女の子っぽいブックカバーってどんなものものか僕には分からない。
というか、坂田君の言う可愛らしいものなんて僕は見たこともない。
どうしたら……。
いや、もう、どうすべきかなんて決まっていた。
「ねえ、坂田君……折り入ってお願いがあるんだけど……」
「な、なんだよ……改まって……」
僕の意図に坂田君は薄々感づいているのだろう。顔を引き攣らせている。
「今日の放課後……暇?」
「……本気か?」
「う、うん……」
「……勘弁してくれよ、せんせー」
坂田君はがっくりと項垂れて、ジトッとした目で僕を見てくる。
僕も自分でもどうかと思ったけど、それでもやっぱり今頼れるの彼しかいない。
「このとーりだから! お願いします!」
僕はわざとらしく頭を下げて懇願した。
「はあ……わーったよ、分かりましたよ! お付き合いしましょう、せんせ」
坂田君は呆れた様子を見せながらも、僕のお願いを聞き入れてくれた。
軽薄そうに見える坂田君だが、なんだかんだで彼は律儀で優しい。
やっぱり持つべきものは友だと思った。
その日の放課後、僕は面倒くさがる坂田君を連れ添って、駅前にある雑貨屋店に向かった。

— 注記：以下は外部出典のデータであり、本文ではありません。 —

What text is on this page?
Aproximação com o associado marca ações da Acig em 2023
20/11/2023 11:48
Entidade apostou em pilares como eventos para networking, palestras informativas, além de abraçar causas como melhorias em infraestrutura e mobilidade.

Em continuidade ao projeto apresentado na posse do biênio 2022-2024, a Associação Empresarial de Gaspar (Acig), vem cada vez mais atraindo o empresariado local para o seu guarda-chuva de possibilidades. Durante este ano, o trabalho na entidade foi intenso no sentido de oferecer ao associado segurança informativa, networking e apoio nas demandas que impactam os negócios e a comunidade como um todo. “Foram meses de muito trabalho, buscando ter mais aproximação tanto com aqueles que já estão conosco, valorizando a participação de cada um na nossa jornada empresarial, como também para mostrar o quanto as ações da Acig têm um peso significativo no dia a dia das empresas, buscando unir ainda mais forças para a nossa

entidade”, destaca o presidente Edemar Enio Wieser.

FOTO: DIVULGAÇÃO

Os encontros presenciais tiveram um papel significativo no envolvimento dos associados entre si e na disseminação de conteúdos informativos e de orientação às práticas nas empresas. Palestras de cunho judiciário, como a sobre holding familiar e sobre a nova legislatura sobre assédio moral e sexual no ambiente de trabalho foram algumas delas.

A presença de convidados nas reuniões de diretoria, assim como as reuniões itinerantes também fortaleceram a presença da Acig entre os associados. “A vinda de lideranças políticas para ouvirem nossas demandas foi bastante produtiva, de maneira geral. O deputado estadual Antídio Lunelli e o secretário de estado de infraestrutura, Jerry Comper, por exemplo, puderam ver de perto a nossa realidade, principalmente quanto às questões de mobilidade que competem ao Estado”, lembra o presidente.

その雑貨屋店は、高校生男子が二人で入るにはあまりにもファンシー過ぎるものだった。
そんな店に入ることを坂田君はもちろん嫌がった。
無論、僕だって入りたくなかったが、彼女へのプレゼントのためと腹を括り、僕は彼の首根っこを捕まえて入った。
そして、数十分後、僕と坂田君は顔を赤面させつつ、雑貨屋店を出た。
結果から言うと、目的のブックカバーを買うことはできた。
けれども、坂田君が一緒になって来てくれる必要があったかというと、甚だ疑問だ。
店に入った僕らは、そのピンク一色に染め上げられた店内に圧倒された。
そして、その雰囲気に困惑していると、あっという間に女性店員に声を掛けられた。
たぶん、男二人という面子が珍しかったからだと思う。
その店員にプレゼント用にブックカバーを探していると言うと、その店員はなんともわざとらしい笑顔で作って、僕らを案内し、そして、とても僕らでは考えも及びつかないピンクで可愛らしい装飾が施されたブックカバーを薦めてきた。
僕らは店員に薦められるまま、それを手に取りレジへ。
そして、ブックカバーはプレゼント用に包装され、可愛らしげな紙袋に入れられた。
そして、それを片手に僕らは店を出て、現在に至る。
「もう二度と、プレゼント選びなんかには付き合わない」
疲れ切った表情で坂田君は言い切った。
僕は苦笑い浮かべつつ、心の中で彼に詫びるしかなかった。